Can you name an open-source C or C++ project that you believe avoids undefined behavior? Because some people have spend serious time looking without success. E.g. http://blog.regehr.org/archives/1292
I don't think many open source projects do, no. Most of them aren't extremely quality-focused, and don't spend the money to develop or purchase some of the static analysis and formal verification tools that help a code base reach the level of quality I'm referring to.
But if I tried hard enough, I'm sure I could find a few that have been run through some sort of formal verification tool.
Whether I could or not doesn't change my assertion at all though.
I cannot see the language being at fault in cases such as the ones pointed out by the article:
> SQLite’s vdbe struct has a member called aMem that uses 1-based array indexing. To avoid wasting an element, this array is initialized like this: p->aMem = allocSpace(...); p->aMem--;
In its deep history, the C language was defined by what the implementations did. Only later was it standardized, with an attempt to permit existing implementations be viewed as conforming or easily updated to be. Even decades later, though, the culture of developers tends to the view that something which has always worked in every important implementation should be allowed and continue to work in new implementations. This is such an example. Only a new generation of compiler writers are challenging this, trying to shift to a language-lawyer interpretation of the standards.

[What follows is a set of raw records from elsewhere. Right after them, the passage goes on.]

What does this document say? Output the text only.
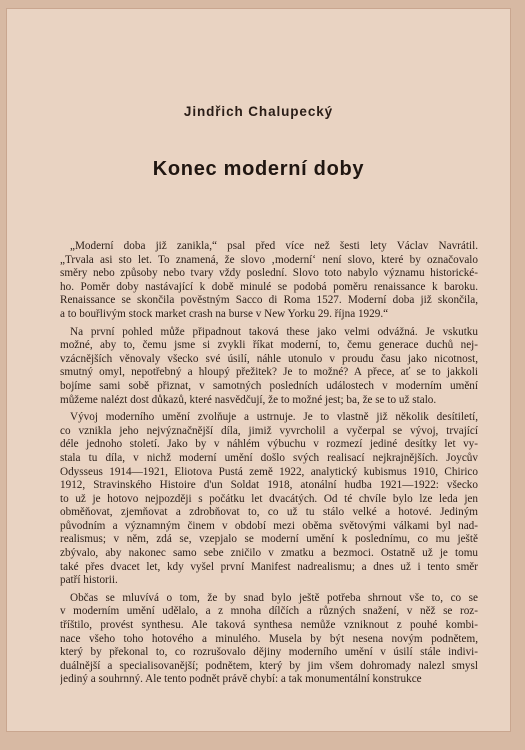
Jindřich Chalupecký
Konec moderní doby
„Moderní doba již zanikla,“ psal před více než šesti lety Václav Navrátil.
„Trvala asi sto let. To znamená, že slovo ‚moderní‘ není slovo, které by označovalo
směry nebo způsoby nebo tvary vždy poslední. Slovo toto nabylo významu historické-
ho. Poměr doby nastávající k době minulé se podobá poměru renaissance k baroku.
Renaissance se skončila pověstným Sacco di Roma 1527. Moderní doba již skončila,
a to bouřlivým stock market crash na burse v New Yorku 29. října 1929.“
Na první pohled může připadnout taková these jako velmi odvážná. Je vskutku
možné, aby to, čemu jsme si zvykli říkat moderní, to, čemu generace duchů nej-
vzácnějších věnovaly všecko své úsilí, náhle utonulo v proudu času jako nicotnost,
smutný omyl, nepotřebný a hloupý přežitek? Je to možné? A přece, ať se to jakkoli
bojíme sami sobě přiznat, v samotných posledních událostech v moderním umění
můžeme nalézt dost důkazů, které nasvědčují, že to možné jest; ba, že se to už stalo.
Vývoj moderního umění zvolňuje a ustrnuje. Je to vlastně již několik desítiletí,
co vznikla jeho nejvýznačnější díla, jimiž vyvrcholil a vyčerpal se vývoj, trvající
déle jednoho století. Jako by v náhlém výbuchu v rozmezí jediné desítky let vy-
stala tu díla, v nichž moderní umění došlo svých realisací nejkrajnějších. Joycův
Odysseus 1914—1921, Eliotova Pustá země 1922, analytický kubismus 1910, Chirico
1912, Stravinského Histoire d'un Soldat 1918, atonální hudba 1921—1922: všecko
to už je hotovo nejpozději s počátku let dvacátých. Od té chvíle bylo lze leda jen
obměňovat, zjemňovat a zdrobňovat to, co už tu stálo velké a hotové. Jediným
původním a významným činem v období mezi oběma světovými válkami byl nad-
realismus; v něm, zdá se, vzepjalo se moderní umění k poslednímu, co mu ještě
zbývalo, aby nakonec samo sebe zničilo v zmatku a bezmoci. Ostatně už je tomu
také přes dvacet let, kdy vyšel první Manifest nadrealismu; a dnes už i tento směr
patří historii.
Občas se mluvívá o tom, že by snad bylo ještě potřeba shrnout vše to, co se
v moderním umění udělalo, a z mnoha dílčích a různých snažení, v něž se roz-
tříštilo, provést synthesu. Ale taková synthesa nemůže vzniknout z pouhé kombi-
nace všeho toho hotového a minulého. Musela by být nesena novým podnětem,
který by překonal to, co rozrušovalo dějiny moderního umění v úsilí stále indivi-
duálnější a specialisovanější; podnětem, který by jim všem dohromady nalezl smysl
jediný a souhrnný. Ale tento podnět právě chybí: a tak monumentální konstrukce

> the culture of developers tends to the view that something which has
> always worked in every important implementation should be allowed and
> continue to work in new implementations
Yes, and X3J11 stated as its first guiding principle,
> Existing code is important, existing implementations are not.

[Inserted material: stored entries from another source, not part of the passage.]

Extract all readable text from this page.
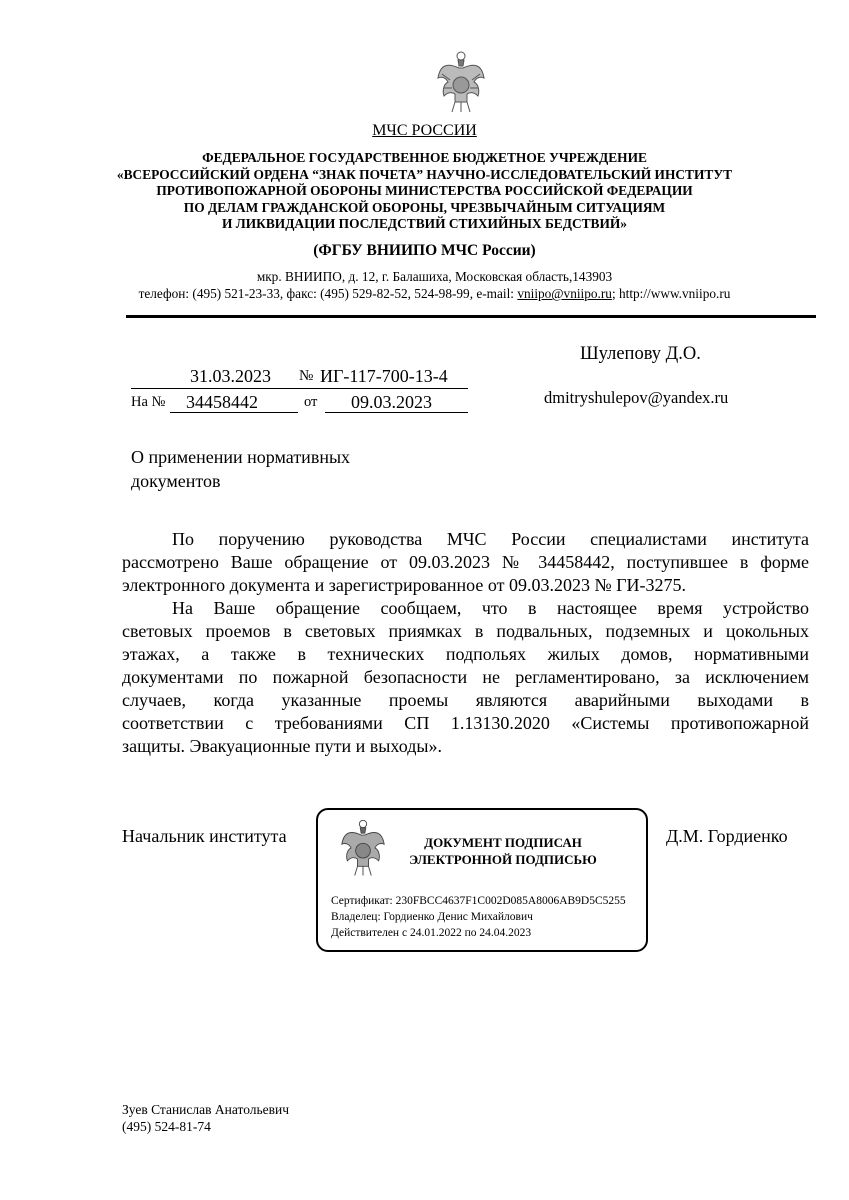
МЧС РОССИИ
ФЕДЕРАЛЬНОЕ ГОСУДАРСТВЕННОЕ БЮДЖЕТНОЕ УЧРЕЖДЕНИЕ
«ВСЕРОССИЙСКИЙ ОРДЕНА “ЗНАК ПОЧЕТА” НАУЧНО-ИССЛЕДОВАТЕЛЬСКИЙ ИНСТИТУТ
ПРОТИВОПОЖАРНОЙ ОБОРОНЫ МИНИСТЕРСТВА РОССИЙСКОЙ ФЕДЕРАЦИИ
ПО ДЕЛАМ ГРАЖДАНСКОЙ ОБОРОНЫ, ЧРЕЗВЫЧАЙНЫМ СИТУАЦИЯМ
И ЛИКВИДАЦИИ ПОСЛЕДСТВИЙ СТИХИЙНЫХ БЕДСТВИЙ»
(ФГБУ ВНИИПО МЧС России)
мкр. ВНИИПО, д. 12, г. Балашиха, Московская область,143903
телефон: (495) 521-23-33, факс: (495) 529-82-52, 524-98-99, e-mail: vniipo@vniipo.ru; http://www.vniipo.ru
31.03.2023 № ИГ-117-700-13-4
На № 34458442	от 09.03.2023
Шулепову Д.О.
dmitryshulepov@yandex.ru
О применении нормативных
документов
По поручению руководства МЧС России специалистами института
рассмотрено Ваше обращение от 09.03.2023 № 34458442, поступившее в форме
электронного документа и зарегистрированное от 09.03.2023 № ГИ-3275.
На Ваше обращение сообщаем, что в настоящее время устройство
световых проемов в световых приямках в подвальных, подземных и цокольных
этажах, а также в технических подпольях жилых домов, нормативными
документами по пожарной безопасности не регламентировано, за исключением
случаев, когда указанные проемы являются аварийными выходами в
соответствии с требованиями СП 1.13130.2020 «Системы противопожарной
защиты. Эвакуационные пути и выходы».
Начальник института	Д.М. Гордиенко
ДОКУМЕНТ ПОДПИСАН
ЭЛЕКТРОННОЙ ПОДПИСЬЮ
Сертификат: 230FBCC4637F1C002D085A8006AB9D5C5255
Владелец: Гордиенко Денис Михайлович
Действителен с 24.01.2022 по 24.04.2023
Зуев Станислав Анатольевич
(495) 524-81-74
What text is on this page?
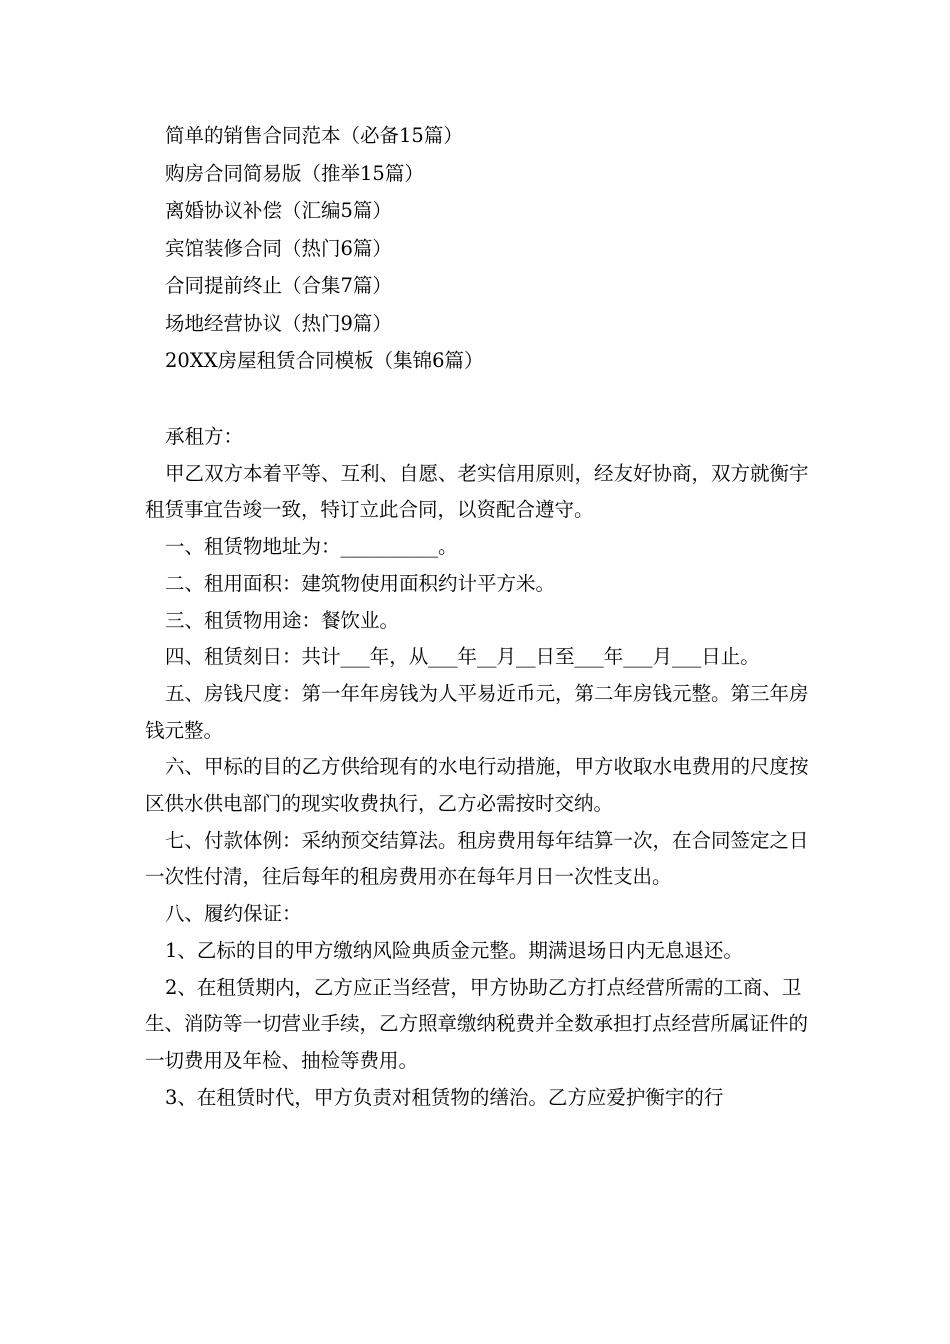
简单的销售合同范本（必备15篇）
购房合同简易版（推举15篇）
离婚协议补偿（汇编5篇）
宾馆装修合同（热门6篇）
合同提前终止（合集7篇）
场地经营协议（热门9篇）
20XX房屋租赁合同模板（集锦6篇）

承租方：

甲乙双方本着平等、互利、自愿、老实信用原则，经友好协商，双方就衡宇租赁事宜告竣一致，特订立此合同，以资配合遵守。

一、租赁物地址为：__________。

二、租用面积：建筑物使用面积约计平方米。

三、租赁物用途：餐饮业。

四、租赁刻日：共计___年，从___年__月__日至___年___月___日止。

五、房钱尺度：第一年年房钱为人平易近币元，第二年房钱元整。第三年房钱元整。

六、甲标的目的乙方供给现有的水电行动措施，甲方收取水电费用的尺度按区供水供电部门的现实收费执行，乙方必需按时交纳。

七、付款体例：采纳预交结算法。租房费用每年结算一次，在合同签定之日一次性付清，往后每年的租房费用亦在每年月日一次性支出。

八、履约保证：

1、乙标的目的甲方缴纳风险典质金元整。期满退场日内无息退还。

2、在租赁期内，乙方应正当经营，甲方协助乙方打点经营所需的工商、卫生、消防等一切营业手续，乙方照章缴纳税费并全数承担打点经营所属证件的一切费用及年检、抽检等费用。

3、在租赁时代，甲方负责对租赁物的缮治。乙方应爱护衡宇的行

But then they committed the original sin against “simple C” by inventing ‘volatile’, breaking systems code written when p[0]=x was expected to write to location p. Unlike ‘const’, with which the programmer grants additional license to the compiler, C89 granted the non-‘volatile’ license to the compiler by default. In retrospect, I think C would have been better off retaining do-what-I-wrote as the default, and requiring the programmer to grant the compiler license to do otherwise. C already had the ‘register’ keyword to indicate that a variable should be compiled for speed and need not be literally preserved according to a naïve reading of the code.